Молча и настороженно выпили еще напоследок и с уха на ухо уговорились: встретятся завтра перед вечерней службой. Кого-то еще нужно пригласить: ватажкой женской, оно не так заметно.
IV
Цесаревна Елизавета и при Петре II, и при Анне Иоанновне была бережлива. Жизнь понуждала к бережливости. Каждую копейку ее считали, каждой копейкой попрекали. Возможно, поэтому и возлюбила она Александровскую слободу. Далеко от Петербурга, да и в стороне от Москвы. Место мрачное, еще с давней тенью Ивана Грозного, но и веселое, как оказалось. Похоть несчастного-малолетки Петра II, который за ней ухлестывал, сюда не доставала. В Петербурге он ревновал ее ко всем развлечениям, еще и не будучи императором, сулил ей руку и сердце… но разве это возможно? Как-никак родственники. Тетка да племянник. Впрочем, сев на трон, он быстро утешился, от тетушки капризно самоудалился. Ему вовремя подсунули одну из княжон Долгоруких. Оставалось ведь немного: под венец - да и принимай корону новоявленная царица!
Жаль, не дошел до венца, помер скоропостижно…
Тетка Елизавета, пожалуй, больше других его жалела, хотя он и посмеялся над ней. От сплетен и раздоров сбежала ведь в Александровскую слободу. Какие игры с тетушкой?

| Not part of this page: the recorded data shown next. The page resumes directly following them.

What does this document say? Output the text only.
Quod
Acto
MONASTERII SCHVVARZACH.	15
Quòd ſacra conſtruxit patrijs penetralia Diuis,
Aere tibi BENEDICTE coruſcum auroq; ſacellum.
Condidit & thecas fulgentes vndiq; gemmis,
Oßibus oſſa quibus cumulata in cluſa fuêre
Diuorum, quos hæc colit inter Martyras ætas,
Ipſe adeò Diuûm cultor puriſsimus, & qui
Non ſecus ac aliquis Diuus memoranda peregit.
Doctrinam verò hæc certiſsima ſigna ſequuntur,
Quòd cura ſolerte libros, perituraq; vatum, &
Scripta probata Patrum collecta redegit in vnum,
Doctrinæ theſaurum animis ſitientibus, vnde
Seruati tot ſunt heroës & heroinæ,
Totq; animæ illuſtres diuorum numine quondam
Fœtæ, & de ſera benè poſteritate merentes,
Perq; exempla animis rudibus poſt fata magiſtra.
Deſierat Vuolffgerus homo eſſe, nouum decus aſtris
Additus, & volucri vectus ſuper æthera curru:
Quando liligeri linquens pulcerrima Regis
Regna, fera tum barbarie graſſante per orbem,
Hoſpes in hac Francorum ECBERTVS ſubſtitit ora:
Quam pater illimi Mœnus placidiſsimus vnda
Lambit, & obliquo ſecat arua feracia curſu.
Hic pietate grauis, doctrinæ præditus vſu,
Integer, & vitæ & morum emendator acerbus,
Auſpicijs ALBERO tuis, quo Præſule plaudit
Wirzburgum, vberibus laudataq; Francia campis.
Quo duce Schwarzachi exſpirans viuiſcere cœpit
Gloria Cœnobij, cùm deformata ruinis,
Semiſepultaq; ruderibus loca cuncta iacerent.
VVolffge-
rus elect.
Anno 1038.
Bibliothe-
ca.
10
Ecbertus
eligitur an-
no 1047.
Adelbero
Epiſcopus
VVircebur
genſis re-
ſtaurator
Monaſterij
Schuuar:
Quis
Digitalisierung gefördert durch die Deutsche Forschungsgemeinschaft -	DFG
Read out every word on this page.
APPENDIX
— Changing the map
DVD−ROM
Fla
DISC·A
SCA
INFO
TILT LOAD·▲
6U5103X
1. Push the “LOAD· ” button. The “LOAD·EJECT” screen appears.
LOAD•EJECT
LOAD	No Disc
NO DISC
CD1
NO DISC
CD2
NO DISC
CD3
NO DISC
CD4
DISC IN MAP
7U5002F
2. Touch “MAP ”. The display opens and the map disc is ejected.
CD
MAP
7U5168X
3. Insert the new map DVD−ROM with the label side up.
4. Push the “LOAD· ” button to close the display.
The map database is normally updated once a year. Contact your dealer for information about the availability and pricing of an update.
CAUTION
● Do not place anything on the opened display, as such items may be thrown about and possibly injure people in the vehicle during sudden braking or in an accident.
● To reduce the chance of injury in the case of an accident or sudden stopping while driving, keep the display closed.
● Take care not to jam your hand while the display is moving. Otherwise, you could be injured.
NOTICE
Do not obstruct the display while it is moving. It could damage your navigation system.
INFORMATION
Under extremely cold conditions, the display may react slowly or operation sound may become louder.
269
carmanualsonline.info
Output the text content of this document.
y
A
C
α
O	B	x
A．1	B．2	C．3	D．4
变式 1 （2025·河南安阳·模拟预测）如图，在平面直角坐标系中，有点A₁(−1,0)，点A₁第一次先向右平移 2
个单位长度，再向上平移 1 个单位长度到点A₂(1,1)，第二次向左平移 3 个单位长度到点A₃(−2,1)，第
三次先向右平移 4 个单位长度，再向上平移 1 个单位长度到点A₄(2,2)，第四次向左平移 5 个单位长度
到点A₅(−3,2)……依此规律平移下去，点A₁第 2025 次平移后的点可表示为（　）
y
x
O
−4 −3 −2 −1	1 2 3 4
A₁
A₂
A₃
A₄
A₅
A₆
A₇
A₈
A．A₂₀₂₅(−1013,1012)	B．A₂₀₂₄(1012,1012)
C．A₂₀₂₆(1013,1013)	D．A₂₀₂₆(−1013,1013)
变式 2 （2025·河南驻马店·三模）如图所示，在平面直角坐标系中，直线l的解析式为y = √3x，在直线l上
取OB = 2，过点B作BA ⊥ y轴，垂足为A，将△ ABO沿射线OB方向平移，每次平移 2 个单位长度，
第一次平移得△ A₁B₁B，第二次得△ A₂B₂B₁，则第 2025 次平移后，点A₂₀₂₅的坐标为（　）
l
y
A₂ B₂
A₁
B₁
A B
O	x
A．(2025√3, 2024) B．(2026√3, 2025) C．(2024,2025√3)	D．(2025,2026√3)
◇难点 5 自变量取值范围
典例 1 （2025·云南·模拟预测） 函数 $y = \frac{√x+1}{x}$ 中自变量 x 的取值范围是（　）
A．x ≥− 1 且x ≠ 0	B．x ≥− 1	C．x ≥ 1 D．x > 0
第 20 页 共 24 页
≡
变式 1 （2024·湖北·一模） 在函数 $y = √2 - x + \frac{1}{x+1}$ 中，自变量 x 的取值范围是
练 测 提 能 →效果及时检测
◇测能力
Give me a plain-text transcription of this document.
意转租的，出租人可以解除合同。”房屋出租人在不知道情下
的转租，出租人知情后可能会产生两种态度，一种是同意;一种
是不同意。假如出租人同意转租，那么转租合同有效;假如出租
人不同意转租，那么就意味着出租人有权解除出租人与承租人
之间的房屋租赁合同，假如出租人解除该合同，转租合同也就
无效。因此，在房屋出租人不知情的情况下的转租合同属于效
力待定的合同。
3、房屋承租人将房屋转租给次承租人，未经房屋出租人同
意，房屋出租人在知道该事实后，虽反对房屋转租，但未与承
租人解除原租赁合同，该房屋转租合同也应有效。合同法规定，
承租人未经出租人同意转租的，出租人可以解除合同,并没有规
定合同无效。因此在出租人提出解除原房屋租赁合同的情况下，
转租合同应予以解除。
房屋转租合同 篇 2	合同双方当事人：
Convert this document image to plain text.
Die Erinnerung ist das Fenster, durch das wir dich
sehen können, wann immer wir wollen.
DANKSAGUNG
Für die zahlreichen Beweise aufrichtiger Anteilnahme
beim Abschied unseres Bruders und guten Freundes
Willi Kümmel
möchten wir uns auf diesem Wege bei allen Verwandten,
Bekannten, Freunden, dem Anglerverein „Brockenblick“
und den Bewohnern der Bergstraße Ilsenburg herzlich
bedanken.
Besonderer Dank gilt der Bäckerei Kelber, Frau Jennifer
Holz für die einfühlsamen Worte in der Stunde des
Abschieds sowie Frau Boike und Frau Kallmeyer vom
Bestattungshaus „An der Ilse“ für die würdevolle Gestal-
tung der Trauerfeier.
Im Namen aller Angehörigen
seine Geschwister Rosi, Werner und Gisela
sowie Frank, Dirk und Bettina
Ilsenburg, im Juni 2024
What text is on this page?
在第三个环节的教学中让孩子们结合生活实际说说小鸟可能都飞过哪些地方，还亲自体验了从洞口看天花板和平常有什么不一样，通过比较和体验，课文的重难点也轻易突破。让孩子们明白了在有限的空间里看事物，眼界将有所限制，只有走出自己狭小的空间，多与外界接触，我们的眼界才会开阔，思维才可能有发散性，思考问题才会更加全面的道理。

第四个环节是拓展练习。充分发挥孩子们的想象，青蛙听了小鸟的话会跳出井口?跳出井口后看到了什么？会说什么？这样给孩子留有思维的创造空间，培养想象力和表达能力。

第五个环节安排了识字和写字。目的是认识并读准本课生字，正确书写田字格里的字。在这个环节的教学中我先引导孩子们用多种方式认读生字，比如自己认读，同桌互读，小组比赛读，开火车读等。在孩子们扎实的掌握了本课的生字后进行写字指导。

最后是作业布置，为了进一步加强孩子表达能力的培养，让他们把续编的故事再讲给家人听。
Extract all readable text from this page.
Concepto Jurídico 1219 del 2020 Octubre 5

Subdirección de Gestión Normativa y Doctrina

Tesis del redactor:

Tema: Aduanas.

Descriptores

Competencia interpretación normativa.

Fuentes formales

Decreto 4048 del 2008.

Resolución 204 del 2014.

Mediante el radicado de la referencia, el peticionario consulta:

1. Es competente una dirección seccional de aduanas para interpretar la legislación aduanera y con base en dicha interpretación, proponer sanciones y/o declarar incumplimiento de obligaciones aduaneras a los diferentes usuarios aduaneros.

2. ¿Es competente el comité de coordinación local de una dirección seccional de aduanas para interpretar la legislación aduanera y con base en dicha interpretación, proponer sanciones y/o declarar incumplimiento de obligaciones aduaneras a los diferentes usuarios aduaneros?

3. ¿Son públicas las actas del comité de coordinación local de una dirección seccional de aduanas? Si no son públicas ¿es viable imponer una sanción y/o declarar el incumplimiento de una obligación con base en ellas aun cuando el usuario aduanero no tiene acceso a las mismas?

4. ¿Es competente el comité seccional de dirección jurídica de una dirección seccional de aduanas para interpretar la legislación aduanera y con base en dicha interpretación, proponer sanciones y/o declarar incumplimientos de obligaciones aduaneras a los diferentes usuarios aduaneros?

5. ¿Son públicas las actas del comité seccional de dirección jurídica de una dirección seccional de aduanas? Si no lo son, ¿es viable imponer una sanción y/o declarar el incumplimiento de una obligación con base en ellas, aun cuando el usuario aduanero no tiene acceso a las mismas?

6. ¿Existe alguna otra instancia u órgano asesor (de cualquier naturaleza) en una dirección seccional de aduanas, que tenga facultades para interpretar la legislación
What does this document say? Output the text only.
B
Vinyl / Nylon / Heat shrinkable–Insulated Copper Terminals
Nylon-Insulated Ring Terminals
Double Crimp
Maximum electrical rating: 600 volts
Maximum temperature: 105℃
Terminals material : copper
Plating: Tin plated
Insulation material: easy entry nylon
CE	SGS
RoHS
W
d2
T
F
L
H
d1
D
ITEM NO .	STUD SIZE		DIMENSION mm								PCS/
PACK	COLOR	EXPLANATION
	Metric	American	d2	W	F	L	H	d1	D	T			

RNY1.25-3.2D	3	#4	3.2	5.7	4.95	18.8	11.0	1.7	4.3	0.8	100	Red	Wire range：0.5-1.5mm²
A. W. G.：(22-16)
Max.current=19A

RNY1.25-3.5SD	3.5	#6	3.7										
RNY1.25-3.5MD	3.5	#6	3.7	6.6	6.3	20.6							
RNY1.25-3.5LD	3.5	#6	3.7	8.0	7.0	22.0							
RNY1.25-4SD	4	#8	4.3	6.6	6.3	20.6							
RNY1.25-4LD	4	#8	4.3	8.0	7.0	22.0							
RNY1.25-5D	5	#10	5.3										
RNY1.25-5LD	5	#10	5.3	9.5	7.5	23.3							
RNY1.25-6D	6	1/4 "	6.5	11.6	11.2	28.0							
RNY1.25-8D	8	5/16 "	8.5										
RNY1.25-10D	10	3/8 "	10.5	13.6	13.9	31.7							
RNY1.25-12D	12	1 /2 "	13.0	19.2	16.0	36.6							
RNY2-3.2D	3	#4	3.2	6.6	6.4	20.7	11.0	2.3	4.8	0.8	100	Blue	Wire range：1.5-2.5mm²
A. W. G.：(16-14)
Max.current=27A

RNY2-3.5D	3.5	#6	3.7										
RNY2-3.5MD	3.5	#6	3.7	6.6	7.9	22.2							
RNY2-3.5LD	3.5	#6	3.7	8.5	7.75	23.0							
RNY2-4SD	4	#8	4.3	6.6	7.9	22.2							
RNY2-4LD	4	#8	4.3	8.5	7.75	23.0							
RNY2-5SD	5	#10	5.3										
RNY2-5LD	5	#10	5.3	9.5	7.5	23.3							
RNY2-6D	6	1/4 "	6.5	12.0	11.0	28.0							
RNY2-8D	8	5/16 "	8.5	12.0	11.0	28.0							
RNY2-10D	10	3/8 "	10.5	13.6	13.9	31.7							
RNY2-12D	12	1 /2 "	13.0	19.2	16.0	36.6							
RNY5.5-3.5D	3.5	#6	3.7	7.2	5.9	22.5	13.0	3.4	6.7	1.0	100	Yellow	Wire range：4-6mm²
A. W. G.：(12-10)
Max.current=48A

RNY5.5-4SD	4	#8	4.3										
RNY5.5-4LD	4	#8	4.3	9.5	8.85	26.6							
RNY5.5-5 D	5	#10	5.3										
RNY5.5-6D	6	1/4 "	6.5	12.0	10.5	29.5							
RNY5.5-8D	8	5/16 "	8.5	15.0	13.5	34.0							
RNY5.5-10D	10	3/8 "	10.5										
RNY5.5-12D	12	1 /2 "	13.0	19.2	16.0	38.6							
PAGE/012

Александровская слобода предпочитала другие игрища: посиделки да хороводы, песнопенья да плясанье. Елизавета и позабыла, что она цесаревна. И не во что было наряжаться, и незачем. Приданные ей, по милости Анны Иоанновны, горничные из лоскутья наряжали, как могли и как умели. Сарафан да кофта, не всегда шелковая. На голове и шляпки-то нет - свалилась где-то; туфли, привезенные из Петербурга, от росы взмокли, хотя беречь бы надо: две-три пары и всего-то. Но какое береженье - хоровод кружит, крепкие, красивые ноги росной травой обметает. Ночь на Купалу! Елизавета и не думала, что так это хорошо - скакать по вечернему лугу по-над рекой, по-над прудами, залитыми водой все из той же реки Серой. Фу, какое названье! Река, обтекающая многометровые стены Кремля, просто прелесть, Елизавета так и велела звать: Прелестная.
- Бежим на Прелестную!
Слободские девушки догадывались, что она не черного роду, с несколькими горничными приехала, да и проживает в самом кремле, но истинной сути ее не знали. Этот александровский кремль давно московским захолустьем считайся. Как отшумела грозная жизнь при Грозном царе, так и затихла. Цари да царевны если и отправлялись на богомолье, так дальше Троице-Сергиевой лавры не езжали. Здесь - монахи да монашки, все по разным углам громадного запустелого кремника, а если и сходились когда вместе… кому какое дело? Елизавета всепрощающе улыбалась, видя, как чернооблаченные тени ввечеру перебегают по аллеям справа налево да слева направо.
- Веселие - да будет! - посылала вдогонку.
Однажды и ответ из темной липовой глуби пришел:
- Веселие наше горькое, преславная цесаревна.